Он думает вслух. Если я перестаю слушать, он сразу замечает это, подходит и тормошит меня, заглядывая мне в лицо».

«Р. (примерно в то же время) шумно восторгается и волнуется, когда ему удается рассмешить или удивить кого-нибудь своими рисунками и т. д. Он сам всегда заранее разделяет и преувеличивает чувство, которое ожидает вызвать. Когда позвали Б., Р. со своим обычным желанием развлекать гостей выставил свою книгу-раскладушку, в которой, если ее по-разному Раскрывать, изменяется картинка. Когда он готовился сделать это, его буквально сотрясало рвение — очевидно, в предвкушении предстоящего сюрприза».

«Я наблюдаю за Е. и Р. (четыре с половиной года), играющими на диване и угадывающими, какая карта окажется наверху. Р. находится в состоянии сильного волнения, которое прорывается в бурном смехе и беспорядочных движениях головы, рук и ног. Его переполняют эмоции, которые очень мало похожи на простое любопытство или удивление, связанные с картами».

Я полагаю, что благодаря наследственности ребенок обладает большей способностью и потребностью в социальном чувстве — пожалуй, слишком расплывчатом и пластичном, чтобы дать ему какое-нибудь определенное название, например любовь. Это не столько какая-то конкретная личная эмоция или настроение, сколько недифференцированный материал для многих эмоций и настроений: возможно, общительность здесь столь же подходящее слово, как и любое другое.

И этот материал, как и все прочие инстинкты, соединяясь с социальным опытом, формирует со временем растущую и разнообразную ткань личного мышления, в котором стадии развития социального чувства соответствуют, до некоторой степени, сложности самой жизни. Это процесс организации, включающий в себя прогрессивную дифференциацию и интеграцию, которые мы наблюдаем повсюду в природе.

В детях и простодушных взрослых доброжелательные чувства могут быть очень сильны и при этом очень наивны в силу слабого понимания эмоционального состояния других людей. Ребенок при всей его чрезвычайной общительности и бурном выражении радости от совместной игры может, однако, проявить совершенное непонимание чужого огорчения, не обратить внимания на замечание или наказание, если только это не связано с прекращением общения. Другими словами, такая общительность требует от других лишь физического присутствия и случайных знаков внимания и часто умеет восполнять их даже с помощью воображения. Она, по-видимому, почти или совершенно не зависит от той способности к пониманию, с которой начинается подлинное сочувствие. При том что оба моих ребенка были чрезвычайно общительны, Р. был совершенно не способен к сочувствию в смысле понимания чужих переживаний.

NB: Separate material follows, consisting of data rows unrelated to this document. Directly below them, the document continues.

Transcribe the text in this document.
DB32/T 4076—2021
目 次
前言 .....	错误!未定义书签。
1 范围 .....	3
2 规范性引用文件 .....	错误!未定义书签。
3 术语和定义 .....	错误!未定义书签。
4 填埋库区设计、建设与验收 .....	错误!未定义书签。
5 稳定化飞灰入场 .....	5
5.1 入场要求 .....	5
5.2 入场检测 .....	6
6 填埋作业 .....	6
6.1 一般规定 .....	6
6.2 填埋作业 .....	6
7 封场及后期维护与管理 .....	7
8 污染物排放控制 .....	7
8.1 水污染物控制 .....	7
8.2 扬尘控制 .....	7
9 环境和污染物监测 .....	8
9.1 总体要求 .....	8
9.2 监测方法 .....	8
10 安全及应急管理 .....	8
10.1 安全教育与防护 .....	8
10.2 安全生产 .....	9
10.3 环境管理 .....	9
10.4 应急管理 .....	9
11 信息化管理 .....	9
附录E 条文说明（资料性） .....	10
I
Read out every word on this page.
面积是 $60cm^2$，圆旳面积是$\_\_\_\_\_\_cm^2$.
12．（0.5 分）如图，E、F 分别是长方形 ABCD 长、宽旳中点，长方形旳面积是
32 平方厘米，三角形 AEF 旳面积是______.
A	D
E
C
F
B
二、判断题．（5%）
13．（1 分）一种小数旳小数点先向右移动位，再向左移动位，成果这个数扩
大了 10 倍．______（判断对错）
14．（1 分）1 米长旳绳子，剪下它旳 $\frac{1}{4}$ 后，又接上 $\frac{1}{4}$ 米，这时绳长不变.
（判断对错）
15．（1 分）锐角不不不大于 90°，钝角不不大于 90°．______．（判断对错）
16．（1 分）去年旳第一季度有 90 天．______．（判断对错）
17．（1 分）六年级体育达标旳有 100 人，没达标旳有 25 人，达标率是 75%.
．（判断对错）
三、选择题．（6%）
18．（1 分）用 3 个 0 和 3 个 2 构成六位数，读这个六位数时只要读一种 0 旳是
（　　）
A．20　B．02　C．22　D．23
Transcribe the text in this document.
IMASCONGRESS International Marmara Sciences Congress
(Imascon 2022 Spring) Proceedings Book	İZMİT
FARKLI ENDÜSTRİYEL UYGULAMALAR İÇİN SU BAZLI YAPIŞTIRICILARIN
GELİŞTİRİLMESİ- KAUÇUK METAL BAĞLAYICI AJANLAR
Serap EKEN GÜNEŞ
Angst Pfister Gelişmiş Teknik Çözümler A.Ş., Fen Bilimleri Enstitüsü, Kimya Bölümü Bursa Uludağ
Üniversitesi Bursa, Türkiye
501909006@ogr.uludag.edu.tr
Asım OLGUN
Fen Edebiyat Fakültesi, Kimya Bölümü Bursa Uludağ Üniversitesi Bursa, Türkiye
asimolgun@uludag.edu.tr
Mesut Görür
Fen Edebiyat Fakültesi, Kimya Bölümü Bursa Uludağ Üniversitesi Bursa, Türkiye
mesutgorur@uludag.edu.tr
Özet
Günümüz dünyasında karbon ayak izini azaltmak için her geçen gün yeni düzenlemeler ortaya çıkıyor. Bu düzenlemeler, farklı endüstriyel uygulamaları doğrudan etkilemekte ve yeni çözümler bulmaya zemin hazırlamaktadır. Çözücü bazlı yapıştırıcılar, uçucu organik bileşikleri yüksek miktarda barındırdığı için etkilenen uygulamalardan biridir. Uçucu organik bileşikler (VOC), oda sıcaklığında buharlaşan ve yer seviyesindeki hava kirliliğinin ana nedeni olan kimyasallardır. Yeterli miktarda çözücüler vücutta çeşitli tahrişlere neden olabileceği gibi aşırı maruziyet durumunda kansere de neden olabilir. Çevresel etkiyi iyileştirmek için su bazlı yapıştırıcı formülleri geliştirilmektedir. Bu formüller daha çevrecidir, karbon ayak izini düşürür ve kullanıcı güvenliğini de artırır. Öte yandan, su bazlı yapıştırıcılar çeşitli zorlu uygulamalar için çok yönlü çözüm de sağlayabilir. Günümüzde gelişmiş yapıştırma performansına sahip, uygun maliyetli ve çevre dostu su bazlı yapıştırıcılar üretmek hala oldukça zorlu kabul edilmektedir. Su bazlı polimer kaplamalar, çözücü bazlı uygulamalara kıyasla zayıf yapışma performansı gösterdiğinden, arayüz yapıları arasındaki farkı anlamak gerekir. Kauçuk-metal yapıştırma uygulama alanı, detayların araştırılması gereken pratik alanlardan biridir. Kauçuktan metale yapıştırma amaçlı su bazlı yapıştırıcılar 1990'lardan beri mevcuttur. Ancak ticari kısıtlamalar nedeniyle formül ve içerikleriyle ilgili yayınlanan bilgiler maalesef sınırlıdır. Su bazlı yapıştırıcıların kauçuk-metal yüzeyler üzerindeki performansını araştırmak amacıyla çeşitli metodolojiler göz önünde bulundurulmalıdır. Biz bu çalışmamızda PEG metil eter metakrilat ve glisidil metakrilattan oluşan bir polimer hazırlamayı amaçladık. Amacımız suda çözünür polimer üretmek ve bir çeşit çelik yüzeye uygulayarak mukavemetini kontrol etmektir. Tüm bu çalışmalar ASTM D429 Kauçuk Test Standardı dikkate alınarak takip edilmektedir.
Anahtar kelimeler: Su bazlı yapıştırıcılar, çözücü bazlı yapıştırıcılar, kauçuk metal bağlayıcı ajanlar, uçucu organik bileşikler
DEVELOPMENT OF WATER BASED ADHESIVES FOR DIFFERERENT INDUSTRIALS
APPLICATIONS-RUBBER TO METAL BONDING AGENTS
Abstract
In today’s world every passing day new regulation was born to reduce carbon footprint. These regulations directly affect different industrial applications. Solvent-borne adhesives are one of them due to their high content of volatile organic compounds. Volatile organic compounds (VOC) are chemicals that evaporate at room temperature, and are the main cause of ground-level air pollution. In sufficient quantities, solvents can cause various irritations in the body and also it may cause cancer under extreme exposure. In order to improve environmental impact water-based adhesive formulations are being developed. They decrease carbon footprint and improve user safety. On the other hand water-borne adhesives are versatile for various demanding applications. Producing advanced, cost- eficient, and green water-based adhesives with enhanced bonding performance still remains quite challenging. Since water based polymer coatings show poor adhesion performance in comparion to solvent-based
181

Общительность в такой простой форме — невинная, бессознательная радость, первозданная и внеморальная, как и все простые эмоции. Она может ярко сиять на лицах идиотов и слабоумных, иногда чередуясь со страхом, гневом или похотью. Посетитель клиники, где собраны во множестве такие пациенты, будет поражен, как был поражен я, тем фактом, что они, как правило, полностью наделены теми добрыми побуждениями, которые считаются чуть ли не единственным условием человеческого благоденствия. Странно и трогательно, что во многих случаях, в большинстве своем, я полагаю, у женщин, чувство доброты настолько возбудимо, что часто становится причиной истерических припадков, так что его приходится утихомиривать протестами и нарочитой суровостью тем, кто находится на их попечении. Основная разница между нормальными и слабоумными людьми в этом отношении том, что, хотя первым тоже более или менее присуща эта элементарно доброта, их социальные эмоции еще и тщательно перемешаны и переработаны сознанием в бесчисленные сложные влечения и чувства, соответствующие отношениям и функциям многосложной жизни.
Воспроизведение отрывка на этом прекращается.